PoEから給電する場合のメリットやデメリットの観点から、PoEをどのように選べばいいのか、またIP電話や無線LANアクセスポイントへ直接コンセントから電源を供給する場合の注意点などをご紹介します。

直接コンセントから電源を供給する場合のメリット・デメリット

直接コンセントから電源を供給する場合のメリットとしては、1ヵ所のコンセントで1500Wまで電源を供給することができることです。
消費電力が少ない機器であれば、1500Wまでであれば複数の機器をつなぐことができます。
また、交流電流ですので比較的ロスが少ないこともメリットとして挙げられます。

一方、給電機能がないスイッチングハブを用いる場合は、コンセントからACアダプタなどを経由して端末に電源を供給しなくてはなりません。
電源のためにケーブルが必要になるため、データ通信などのケーブルと合わせてケーブルの数が増えてしまい、配線が煩雑になってしまいます。

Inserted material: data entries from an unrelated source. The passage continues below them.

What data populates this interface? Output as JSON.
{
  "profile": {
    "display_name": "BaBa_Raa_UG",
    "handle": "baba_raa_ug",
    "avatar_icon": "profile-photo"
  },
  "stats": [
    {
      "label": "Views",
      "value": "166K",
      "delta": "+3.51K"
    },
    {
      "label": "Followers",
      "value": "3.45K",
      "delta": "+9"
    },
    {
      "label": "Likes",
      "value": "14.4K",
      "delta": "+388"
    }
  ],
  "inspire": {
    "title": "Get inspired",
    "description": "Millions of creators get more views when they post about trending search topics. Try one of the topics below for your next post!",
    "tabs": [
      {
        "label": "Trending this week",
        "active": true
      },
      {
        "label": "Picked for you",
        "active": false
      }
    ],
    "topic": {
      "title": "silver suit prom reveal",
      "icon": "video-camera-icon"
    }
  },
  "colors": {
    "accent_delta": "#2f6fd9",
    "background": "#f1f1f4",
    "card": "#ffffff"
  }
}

通信線・電源線併設による電源線ノイズなどの影響にも十分な配慮が必要となります。

PoEとは何か?PoEから給電する場合のメリット・デメリット

PoEとはイーサネット経由で給電する技術のことです。
コンセントから離れていて給電することが難しいような機器でも、PoE給電ができるスイッチやハブとLANケーブルで接続できれば給電できます。

PoE受電機能に対応したIP電話機や無線LANのアクセスポイントなどに用いることで、それぞれ機器ごとにAC電源コンセントやACアダプタを確保する必要がないことが大きなメリットになっています。

また、IP電話や無線LANのアクセスポイントなどを利用するとケーブルが増えてしまうので、電源ケーブルが必要なくなることで配線の煩わしさがなくなります。

ただし、スイッチやハブ全体で給電能力に上限があり、すべてのポートに対して同時に最大出力で送電できないことから、給電したいIP電話などの機器の消費電力に注意する必要があることがデメリットとなっています。

PoEの選び方・ポイント

PoEの購入を検討している際には、接続したい機器が受電可能かどうかを確認しましょう。
非対応の場合は加えて給電ユニットや受電ユニットが必要になります。

また、接続・給電したい機器の数に合わせてポート数をチェックしておきましょう。

さらに、PoEの給電には、データ線と電力供給線が共用であるTypeAと、10BASE-T/100BASE-TXでは使用されていない4本の銅線を利用するTypeBの2つの方式があります。

TypeAではLANの8芯ケーブルのうち、1、2、3、6番のピンを使用し、TypeBでは4、5、7、8番のピンを使用します。
給電側の機器では標準48Vで15.4Wを供給でき、受電側の機器では12.95Wを使用します。
給電側の機器は製品仕様としてどちらかのタイプを選択できますが、受電側の機器はどちらのタイプからでも受電できる仕様です。

Type BにPoE機器を接続する場合には、LANケーブルの8芯すべてが接続されている必要があり、LANケーブルのカテゴリが5クラス以上必要ですので、どのPoEにするかはLANケーブルも含めて検討することが重要になります。